O estudo que vamos aplicar é randomizado, com um grupo controle que não recebe a vacina e outro, que recebe. Vamos acompanhar esses indivíduos por um ano. Todas as semanas terão ligações telefônicas para verificar se o paciente tem algum sintoma sugestivo de covid. Se tiver, nós vamos ofertar o teste RT-PCR. Vamos ter, também, visitas previamente agendadas de encontros pessoais a cada três meses. Será coletado soro para verificar se o paciente, mesmo sem sintomas, apresentou contato com vírus, o que chamamos de soroconversão, ou seja, ficou positivo para a sorologia e, desta forma, seria um paciente assintomático que teve a doença. Vamos comparar o grupo que tomou a vacina e o grupo que não tomou para verificar a eficácia contra a covid.

Por ser uma vacina já amplamente aplicada no mundo, existe mais tranquilidade no processo?
Quanto à segurança, trata-se de uma vacina muito antiga, a primeira a ser realmente disponibilizada, lá na década de 30. Então, há bastante experiência e todos já conhecem os efeitos adversos dessa vacina, aplicada em mais de 120 milhões de crianças anualmente. Essa é uma questão mais secundária no estudo, porque já é uma vacina bastante conhecida e aplicada.

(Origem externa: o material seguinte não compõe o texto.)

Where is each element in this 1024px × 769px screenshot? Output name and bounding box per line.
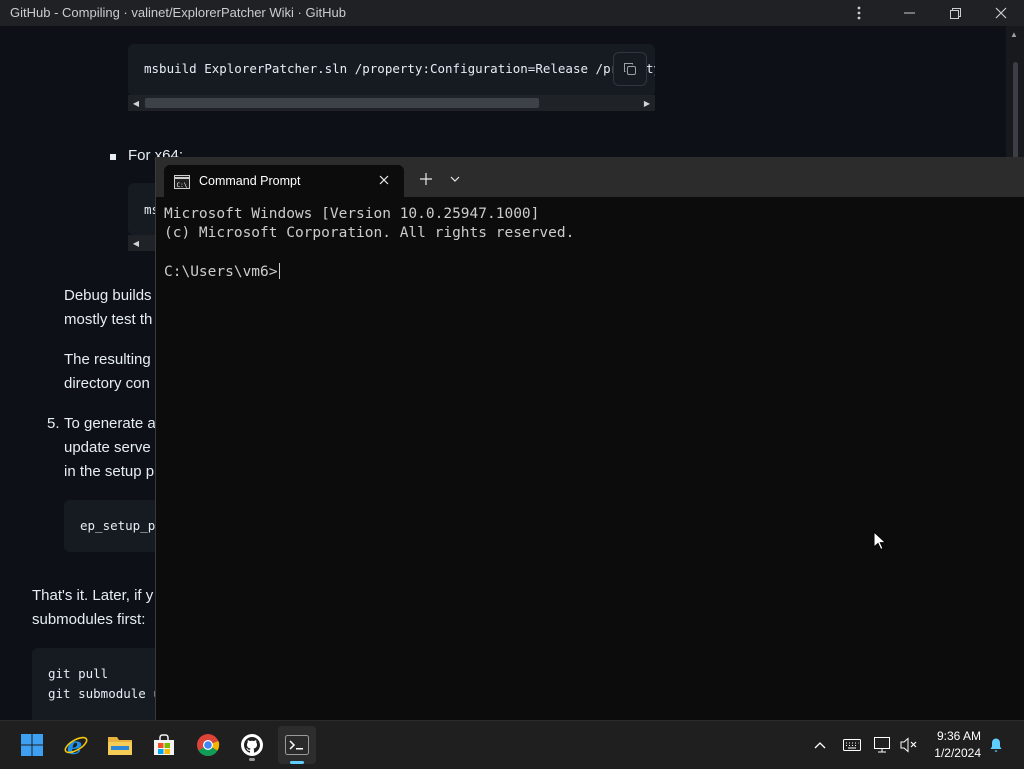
terminal-output[interactable]: Microsoft Windows [Version 10.0.25947.10…: [156, 197, 1024, 720]
taskbar: e 9:36 AM 1/2/2024: [0, 720, 1024, 769]
bell-icon[interactable]: [984, 733, 1008, 757]
minimize-icon[interactable]: [886, 0, 932, 26]
scroll-left-icon[interactable]: ◀: [128, 95, 144, 111]
chevron-down-icon[interactable]: [444, 167, 466, 191]
scrollbar-thumb[interactable]: [145, 98, 539, 108]
list-bullet: [110, 154, 116, 160]
scroll-up-icon[interactable]: ▲: [1010, 30, 1018, 39]
step-number: 5.: [47, 415, 60, 432]
code-line: ep_setup_p: [80, 518, 156, 533]
terminal-line: (c) Microsoft Corporation. All rights re…: [164, 225, 575, 241]
code-line: git submodule u: [48, 686, 161, 701]
step-text-line: in the setup p: [64, 463, 155, 480]
paragraph-later-line: submodules first:: [32, 611, 146, 628]
more-vertical-icon[interactable]: [836, 0, 882, 26]
running-indicator: [249, 758, 255, 761]
file-explorer-icon[interactable]: [104, 729, 136, 761]
tab-title: Command Prompt: [199, 174, 301, 188]
terminal-window[interactable]: C:\ Command Prompt Microsoft Windows [Ve…: [155, 157, 1024, 720]
mouse-pointer-icon: [873, 530, 887, 551]
network-icon[interactable]: [871, 733, 895, 757]
terminal-prompt: C:\Users\vm6>: [164, 264, 278, 280]
start-icon[interactable]: [16, 729, 48, 761]
step-text-line: update serve: [64, 439, 151, 456]
paragraph-debug-line: mostly test th: [64, 311, 153, 328]
volume-muted-icon[interactable]: [897, 733, 921, 757]
paragraph-result-line: directory con: [64, 375, 150, 392]
copy-icon: [624, 63, 636, 75]
scroll-left-icon[interactable]: ◀: [128, 235, 144, 251]
terminal-tab-bar: C:\ Command Prompt: [156, 157, 1024, 197]
code-line: msbuild ExplorerPatcher.sln /property:Co…: [144, 61, 619, 76]
chrome-icon[interactable]: [192, 729, 224, 761]
browser-title: GitHub - Compiling · valinet/ExplorerPat…: [10, 5, 346, 20]
code-block-horizontal-scrollbar[interactable]: ◀ ▶: [128, 95, 655, 111]
code-block-build-release: msbuild ExplorerPatcher.sln /property:Co…: [128, 44, 655, 96]
active-indicator: [290, 761, 304, 764]
chevron-up-icon[interactable]: [808, 733, 832, 757]
close-icon[interactable]: [978, 0, 1024, 26]
restore-icon[interactable]: [932, 0, 978, 26]
code-line-overflow: ty: [646, 61, 655, 76]
terminal-line: Microsoft Windows [Version 10.0.25947.10…: [164, 206, 540, 222]
microsoft-store-icon[interactable]: [148, 729, 180, 761]
code-line: git pull: [48, 666, 109, 681]
tab-close-icon[interactable]: [373, 169, 395, 191]
step-text-line: To generate a: [64, 415, 156, 432]
internet-explorer-icon[interactable]: e: [60, 729, 92, 761]
paragraph-later-line: That's it. Later, if y: [32, 587, 154, 604]
terminal-prompt-line[interactable]: C:\Users\vm6>: [164, 263, 280, 280]
paragraph-debug-line: Debug builds: [64, 287, 152, 304]
browser-titlebar: GitHub - Compiling · valinet/ExplorerPat…: [0, 0, 1024, 26]
keyboard-icon[interactable]: [840, 733, 864, 757]
text-cursor: [278, 263, 280, 279]
svg-text:C:\: C:\: [177, 182, 188, 189]
clock-date[interactable]: 1/2/2024: [934, 746, 981, 760]
new-tab-icon[interactable]: [414, 167, 438, 191]
svg-text:e: e: [67, 732, 82, 758]
scroll-right-icon[interactable]: ▶: [639, 95, 655, 111]
tab-command-prompt[interactable]: C:\ Command Prompt: [164, 165, 404, 197]
paragraph-result-line: The resulting: [64, 351, 151, 368]
terminal-icon[interactable]: [278, 726, 316, 764]
clock-time[interactable]: 9:36 AM: [937, 729, 981, 743]
cmd-icon: C:\: [174, 175, 190, 189]
github-desktop-icon[interactable]: [236, 729, 268, 761]
copy-button[interactable]: [613, 52, 647, 86]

Muda algo no protocolo em relação às outras vacinas que estão sendo testadas para covid?
Ela nunca foi testada para covid. Por isso, estamos fazendo esse estudo de fase três, que é o mesmo que está sendo feito no mundo todo com as outras oito vacinas específicas para covid. Na vacina de Oxford vão recrutar 30 mil; na Rússia, 40 mil; nós vamos recrutar 10 mil. É o mesmo desenho de seguimento de um ano para avaliar a segurança e eficácia. Só que faremos com a vacina que já existe, que não tem patente, interesse comercial, para verificar se ela causa algum tipo de proteção contra o novo coronavírus.

Então, o que leva a crer que a BCG pode ser eficiente no combate à covid?
Trata-se de uma vacina, do ponto de vista imunológico, que suscita muita ação celular contra organismos como vírus, bactérias, protozoários intracelulares, por meio da resposta imune inata. Esse é um resultado não específico, ou seja, não direcionado a um tipo de patógeno como a covid, influenza, mas se treina a identificação de patógenos que são intracelulares, que infectam as células, para combater por meio dessa resposta inata celular. Por não ser específica, muito provavelmente terá uma duração mais curta de proteção. Em torno de um ano, um ano e meio, no máximo. Portanto, se você tomou vacina lá na infância, muito provavelmente você não está protegido neste momento.

De onde vem a avaliação que embasa o estudo?
Os dados vêm de dois estudos. Um foi feito na África com crianças revacinadas com a BCG para outras causas que não a tuberculose. Elas foram acompanhadas durante um ano e os resultados mostram que houve redução de infecções, como doenças respiratórias e óbitos. Também há um estudo recente na Suécia mostrando que houve uma produção muito importante para combater infecções virais respiratórias em idosos, justamente o público de maior risco para covid. Esses dois estudos indicam que a vacina pode gerar uma resposta inespecífica, inclusive para outros vírus. Essas são evidências empíricas, nunca testamos para covid. É isso que vamos avaliar. Não para testar esse produto, porque ele já existe no mercado e está a disposição da população, principalmente para recém-nascidos. Mas, para mudar sua indicação, se ela se provar eficaz contra covid.

O esperado, como o senhor mencionou, é de uma resposta não duradoura...
Se não tiver outra vacina de covid específica, nada que se mostre eficaz e seguro para covid, a BCG, muito provavelmente, se for utilizada nesse contexto, será utilizada para o grupo de risco, profissionais de saúde, até o momento em que a gente tenha a capacidade, por exemplo, de fornecer vacina para mais de bilhões de pessoas. Seria uma proteção tanto para infecção quanto para evolução de gravidade, internação, UTI, óbito. A gente vai avaliar tudo isso.